Les responsables de l’ARC, eux, sont qualifiés par les clandestins de "petits bourgeois" et de "réformistes". "GP" dans son "manifeste de Pentecôte" critique sévèrement les autonomistes.
L’ARC, désormais "Action pour la Renaissance de la Corse", tient son IIème congrès en juillet 1975 à Corte. Le ton monte; Edmond Siméoni radicalise ses positions. Le congrès dénonce entre autres la fraude des viticulteurs "pieds-noirs" de la plaie orientale. En août, les événements d’Aléria connaissent un retentissement national. Le 21, un commando armé conduit par E. Siméoni occupe la cave d’un viticulteur. Les forces de l’ordre interviennent, des coups de feu sont échangés. Deux gardes mobiles sont tués; un militant autonomiste a un pied arraché par une grenade. Quelques jours plus tard des émeutes éclatent à Bastia. Les autonomistes tirent : 1 CRS tué, 14 blessés. L’ARC est dissoute. Ses dirigeants passent en jugement.
En février 1976, l’"Association des Patriotes Corses" (APC) remplace l’ARC; Max Siméoni prend le maquis.
L’aboutissement d’un processus
1976 : "GP" demande à ses militants de suspendre la lutte armée et le FPCL s’autodissout le 24 avril 1976 suite à des dissensions internes. Les deux organisations fusionnent alors : le "Front de Libération Nationale de la Corse" (FLNC) est né.

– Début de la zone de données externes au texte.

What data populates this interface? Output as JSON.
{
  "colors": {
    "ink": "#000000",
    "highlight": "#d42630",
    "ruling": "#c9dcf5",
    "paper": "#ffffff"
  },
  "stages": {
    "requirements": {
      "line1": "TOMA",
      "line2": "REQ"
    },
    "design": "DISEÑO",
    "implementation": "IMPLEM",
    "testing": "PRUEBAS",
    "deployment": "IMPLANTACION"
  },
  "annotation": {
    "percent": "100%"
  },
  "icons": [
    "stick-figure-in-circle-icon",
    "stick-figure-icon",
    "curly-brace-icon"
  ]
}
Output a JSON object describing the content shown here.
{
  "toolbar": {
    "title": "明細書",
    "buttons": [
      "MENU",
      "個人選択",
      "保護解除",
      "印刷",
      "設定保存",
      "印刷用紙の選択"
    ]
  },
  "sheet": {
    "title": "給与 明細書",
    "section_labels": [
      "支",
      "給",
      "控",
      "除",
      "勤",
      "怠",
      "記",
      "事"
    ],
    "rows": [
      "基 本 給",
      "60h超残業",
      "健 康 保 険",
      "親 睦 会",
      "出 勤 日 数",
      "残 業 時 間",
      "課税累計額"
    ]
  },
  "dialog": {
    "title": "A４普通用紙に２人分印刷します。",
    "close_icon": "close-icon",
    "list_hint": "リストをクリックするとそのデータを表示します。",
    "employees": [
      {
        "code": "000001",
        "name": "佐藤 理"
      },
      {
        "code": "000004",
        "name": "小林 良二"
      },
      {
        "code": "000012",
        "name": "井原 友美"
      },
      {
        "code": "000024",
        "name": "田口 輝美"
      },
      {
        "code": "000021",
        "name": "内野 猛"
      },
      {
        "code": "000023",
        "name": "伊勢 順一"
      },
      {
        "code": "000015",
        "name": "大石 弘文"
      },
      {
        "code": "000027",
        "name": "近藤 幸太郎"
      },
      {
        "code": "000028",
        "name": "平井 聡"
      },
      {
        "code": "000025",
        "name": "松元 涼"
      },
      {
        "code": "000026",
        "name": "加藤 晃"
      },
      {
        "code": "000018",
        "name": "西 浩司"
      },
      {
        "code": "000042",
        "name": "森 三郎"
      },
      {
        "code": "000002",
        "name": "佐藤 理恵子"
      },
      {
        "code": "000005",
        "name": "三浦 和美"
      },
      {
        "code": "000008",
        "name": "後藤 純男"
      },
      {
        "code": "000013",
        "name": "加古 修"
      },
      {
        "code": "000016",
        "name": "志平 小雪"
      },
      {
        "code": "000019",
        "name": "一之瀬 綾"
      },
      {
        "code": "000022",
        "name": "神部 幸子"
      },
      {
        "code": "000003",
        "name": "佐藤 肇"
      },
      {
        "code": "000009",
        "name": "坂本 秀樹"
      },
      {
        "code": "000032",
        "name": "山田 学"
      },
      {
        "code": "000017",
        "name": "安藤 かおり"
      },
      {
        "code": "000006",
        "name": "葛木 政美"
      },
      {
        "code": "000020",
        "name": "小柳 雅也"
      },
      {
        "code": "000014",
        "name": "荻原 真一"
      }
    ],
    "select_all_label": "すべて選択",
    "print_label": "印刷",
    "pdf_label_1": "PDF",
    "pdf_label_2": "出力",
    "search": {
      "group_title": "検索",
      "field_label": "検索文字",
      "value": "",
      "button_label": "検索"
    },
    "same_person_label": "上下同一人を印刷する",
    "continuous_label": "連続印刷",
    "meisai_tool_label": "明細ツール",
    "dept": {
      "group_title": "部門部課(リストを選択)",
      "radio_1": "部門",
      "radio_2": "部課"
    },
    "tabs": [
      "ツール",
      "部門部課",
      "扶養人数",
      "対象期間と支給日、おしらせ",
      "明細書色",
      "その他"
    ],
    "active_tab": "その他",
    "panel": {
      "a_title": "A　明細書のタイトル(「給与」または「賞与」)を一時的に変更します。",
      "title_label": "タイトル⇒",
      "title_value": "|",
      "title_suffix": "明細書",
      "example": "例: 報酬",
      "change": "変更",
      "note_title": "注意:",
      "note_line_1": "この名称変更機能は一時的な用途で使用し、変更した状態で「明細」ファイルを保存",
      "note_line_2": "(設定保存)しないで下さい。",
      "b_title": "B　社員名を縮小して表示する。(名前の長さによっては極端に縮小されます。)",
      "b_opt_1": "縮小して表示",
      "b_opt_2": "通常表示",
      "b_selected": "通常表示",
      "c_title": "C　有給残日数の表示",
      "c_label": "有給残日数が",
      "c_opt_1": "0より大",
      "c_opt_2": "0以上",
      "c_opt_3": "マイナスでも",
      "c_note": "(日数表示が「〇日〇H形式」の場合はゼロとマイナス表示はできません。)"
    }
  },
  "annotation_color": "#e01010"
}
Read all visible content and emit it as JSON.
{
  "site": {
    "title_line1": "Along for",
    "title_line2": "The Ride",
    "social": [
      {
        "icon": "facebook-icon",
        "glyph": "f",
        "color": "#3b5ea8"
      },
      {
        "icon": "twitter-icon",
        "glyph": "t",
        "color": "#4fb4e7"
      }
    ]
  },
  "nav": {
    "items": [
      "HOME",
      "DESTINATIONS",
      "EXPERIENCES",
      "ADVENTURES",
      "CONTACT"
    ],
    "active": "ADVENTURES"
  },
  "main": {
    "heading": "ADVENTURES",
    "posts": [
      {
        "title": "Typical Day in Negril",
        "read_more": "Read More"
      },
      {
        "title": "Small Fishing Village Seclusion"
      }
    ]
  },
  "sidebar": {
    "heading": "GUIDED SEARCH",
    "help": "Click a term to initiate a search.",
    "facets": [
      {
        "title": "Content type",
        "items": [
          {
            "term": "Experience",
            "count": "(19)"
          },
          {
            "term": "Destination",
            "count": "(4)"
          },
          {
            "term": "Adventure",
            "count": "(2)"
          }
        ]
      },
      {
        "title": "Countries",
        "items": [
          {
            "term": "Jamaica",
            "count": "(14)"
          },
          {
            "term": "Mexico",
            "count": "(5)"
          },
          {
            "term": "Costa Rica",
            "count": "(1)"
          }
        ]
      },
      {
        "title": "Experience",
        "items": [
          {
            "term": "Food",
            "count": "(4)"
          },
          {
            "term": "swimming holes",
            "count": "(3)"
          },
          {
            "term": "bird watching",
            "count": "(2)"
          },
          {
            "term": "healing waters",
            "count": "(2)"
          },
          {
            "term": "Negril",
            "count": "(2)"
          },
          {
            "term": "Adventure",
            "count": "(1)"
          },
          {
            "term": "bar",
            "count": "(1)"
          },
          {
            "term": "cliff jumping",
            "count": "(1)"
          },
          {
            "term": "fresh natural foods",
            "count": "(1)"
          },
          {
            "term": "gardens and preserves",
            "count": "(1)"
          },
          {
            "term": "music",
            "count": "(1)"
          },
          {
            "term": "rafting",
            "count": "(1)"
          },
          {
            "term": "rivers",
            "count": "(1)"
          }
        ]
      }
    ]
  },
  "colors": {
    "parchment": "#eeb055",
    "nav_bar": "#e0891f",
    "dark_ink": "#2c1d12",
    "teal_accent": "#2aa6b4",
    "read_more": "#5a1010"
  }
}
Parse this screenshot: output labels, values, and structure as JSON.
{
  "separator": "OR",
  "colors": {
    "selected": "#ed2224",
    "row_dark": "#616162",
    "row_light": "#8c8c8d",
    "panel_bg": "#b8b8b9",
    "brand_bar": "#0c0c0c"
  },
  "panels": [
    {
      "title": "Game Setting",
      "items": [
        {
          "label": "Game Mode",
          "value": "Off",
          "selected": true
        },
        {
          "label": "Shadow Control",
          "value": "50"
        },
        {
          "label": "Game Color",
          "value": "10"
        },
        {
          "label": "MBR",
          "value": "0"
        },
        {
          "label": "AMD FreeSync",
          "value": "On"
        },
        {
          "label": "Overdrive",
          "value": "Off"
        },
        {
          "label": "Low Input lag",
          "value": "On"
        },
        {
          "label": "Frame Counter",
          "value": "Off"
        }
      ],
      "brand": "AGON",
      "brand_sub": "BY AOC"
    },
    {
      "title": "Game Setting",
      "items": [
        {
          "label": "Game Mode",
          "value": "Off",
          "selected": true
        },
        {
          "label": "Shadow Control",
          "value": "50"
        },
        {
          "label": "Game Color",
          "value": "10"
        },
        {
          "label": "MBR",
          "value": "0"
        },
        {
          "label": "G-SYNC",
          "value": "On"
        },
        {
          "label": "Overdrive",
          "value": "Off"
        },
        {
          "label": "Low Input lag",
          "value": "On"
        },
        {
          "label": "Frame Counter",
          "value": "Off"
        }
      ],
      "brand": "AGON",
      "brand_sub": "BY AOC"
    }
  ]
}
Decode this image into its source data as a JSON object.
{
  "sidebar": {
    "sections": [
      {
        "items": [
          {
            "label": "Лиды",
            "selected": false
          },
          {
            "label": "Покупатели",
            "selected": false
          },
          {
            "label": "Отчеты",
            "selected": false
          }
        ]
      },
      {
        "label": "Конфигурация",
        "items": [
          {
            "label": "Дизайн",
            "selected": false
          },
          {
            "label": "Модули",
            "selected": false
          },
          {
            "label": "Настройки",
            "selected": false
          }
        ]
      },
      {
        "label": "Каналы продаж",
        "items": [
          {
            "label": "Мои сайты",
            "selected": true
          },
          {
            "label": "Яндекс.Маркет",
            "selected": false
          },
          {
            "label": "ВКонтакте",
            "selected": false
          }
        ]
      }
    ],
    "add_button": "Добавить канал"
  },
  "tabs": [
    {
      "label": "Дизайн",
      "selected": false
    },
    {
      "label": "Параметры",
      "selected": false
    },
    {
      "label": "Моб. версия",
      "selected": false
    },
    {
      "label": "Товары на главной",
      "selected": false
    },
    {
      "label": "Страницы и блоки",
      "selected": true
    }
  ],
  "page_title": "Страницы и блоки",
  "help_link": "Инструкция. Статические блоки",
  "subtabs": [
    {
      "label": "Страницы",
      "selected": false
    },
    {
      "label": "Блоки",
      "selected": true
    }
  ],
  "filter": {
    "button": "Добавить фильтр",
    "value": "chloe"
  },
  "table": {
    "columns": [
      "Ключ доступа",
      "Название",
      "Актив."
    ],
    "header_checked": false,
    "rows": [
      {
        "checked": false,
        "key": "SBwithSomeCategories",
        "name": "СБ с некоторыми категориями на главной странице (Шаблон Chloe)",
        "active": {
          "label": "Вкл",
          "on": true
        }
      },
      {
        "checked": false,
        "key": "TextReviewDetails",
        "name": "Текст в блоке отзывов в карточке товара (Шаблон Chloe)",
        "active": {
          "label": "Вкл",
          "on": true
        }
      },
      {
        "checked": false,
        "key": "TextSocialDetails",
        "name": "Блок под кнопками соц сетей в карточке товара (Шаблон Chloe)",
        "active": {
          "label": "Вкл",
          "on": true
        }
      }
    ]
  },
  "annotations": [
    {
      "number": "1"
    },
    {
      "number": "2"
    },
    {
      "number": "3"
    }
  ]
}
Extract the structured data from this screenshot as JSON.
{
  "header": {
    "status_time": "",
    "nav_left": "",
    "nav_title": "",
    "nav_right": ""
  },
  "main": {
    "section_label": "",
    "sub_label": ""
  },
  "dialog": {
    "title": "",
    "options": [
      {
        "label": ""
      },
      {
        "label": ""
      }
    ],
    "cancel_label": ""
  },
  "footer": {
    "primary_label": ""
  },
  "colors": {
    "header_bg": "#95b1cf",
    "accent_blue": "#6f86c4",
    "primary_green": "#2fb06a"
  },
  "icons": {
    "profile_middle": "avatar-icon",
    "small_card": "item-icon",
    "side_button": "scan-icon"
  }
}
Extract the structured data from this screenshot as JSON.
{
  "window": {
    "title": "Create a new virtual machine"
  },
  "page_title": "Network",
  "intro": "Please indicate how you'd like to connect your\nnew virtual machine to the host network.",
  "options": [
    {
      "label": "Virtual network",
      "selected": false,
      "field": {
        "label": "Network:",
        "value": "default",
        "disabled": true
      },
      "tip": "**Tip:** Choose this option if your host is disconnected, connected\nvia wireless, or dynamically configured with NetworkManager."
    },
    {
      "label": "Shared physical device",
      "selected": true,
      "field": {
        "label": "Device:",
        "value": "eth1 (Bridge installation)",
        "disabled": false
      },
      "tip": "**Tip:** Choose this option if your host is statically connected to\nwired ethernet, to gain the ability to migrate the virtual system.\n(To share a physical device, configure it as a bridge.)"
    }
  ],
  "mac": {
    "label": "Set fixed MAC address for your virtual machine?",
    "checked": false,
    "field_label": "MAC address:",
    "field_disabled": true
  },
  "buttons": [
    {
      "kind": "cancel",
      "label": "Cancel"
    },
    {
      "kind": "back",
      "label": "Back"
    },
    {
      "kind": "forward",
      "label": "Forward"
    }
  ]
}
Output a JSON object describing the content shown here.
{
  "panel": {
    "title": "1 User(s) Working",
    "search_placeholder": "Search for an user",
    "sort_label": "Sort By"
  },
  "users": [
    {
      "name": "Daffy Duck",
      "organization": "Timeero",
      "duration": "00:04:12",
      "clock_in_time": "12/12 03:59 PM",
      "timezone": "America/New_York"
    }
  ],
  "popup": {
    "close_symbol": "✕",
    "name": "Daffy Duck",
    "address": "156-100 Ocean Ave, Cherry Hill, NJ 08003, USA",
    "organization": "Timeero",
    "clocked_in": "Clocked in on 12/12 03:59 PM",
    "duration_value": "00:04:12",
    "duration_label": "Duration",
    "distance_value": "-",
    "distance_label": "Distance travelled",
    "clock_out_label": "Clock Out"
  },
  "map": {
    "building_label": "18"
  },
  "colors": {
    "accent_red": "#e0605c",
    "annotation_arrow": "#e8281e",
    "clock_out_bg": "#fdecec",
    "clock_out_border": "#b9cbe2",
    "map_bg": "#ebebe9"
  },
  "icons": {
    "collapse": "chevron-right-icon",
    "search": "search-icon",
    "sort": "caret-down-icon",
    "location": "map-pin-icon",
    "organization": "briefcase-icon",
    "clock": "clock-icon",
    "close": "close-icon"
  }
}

La première action armée du FLNC se situe dans la nuit du 4 au 5 mai 1976 : 22 attentats au plastic dont un au Palais de Justice de Marseille. Dans le même temps, à Corte, des tracts font état de l’unification des rangs nationalistes : "Une étape décisive de la lutte de libération nationale de notre peuple a été franchie. Les nationalistes ont décidé de s’unir en créant le FLN, dernière étape de 10 ans de lutte".
Le 5 mai, le FLNC se fait connaître par une "conférence de presse" clandestine : trois journalistes corses interviewent sa direction dans les ruines du couvent de Saint-Antoine de Casabianca où, le 17 juillet 1755, Pascal Paoli proclama l’indépendance de l’Etat corse.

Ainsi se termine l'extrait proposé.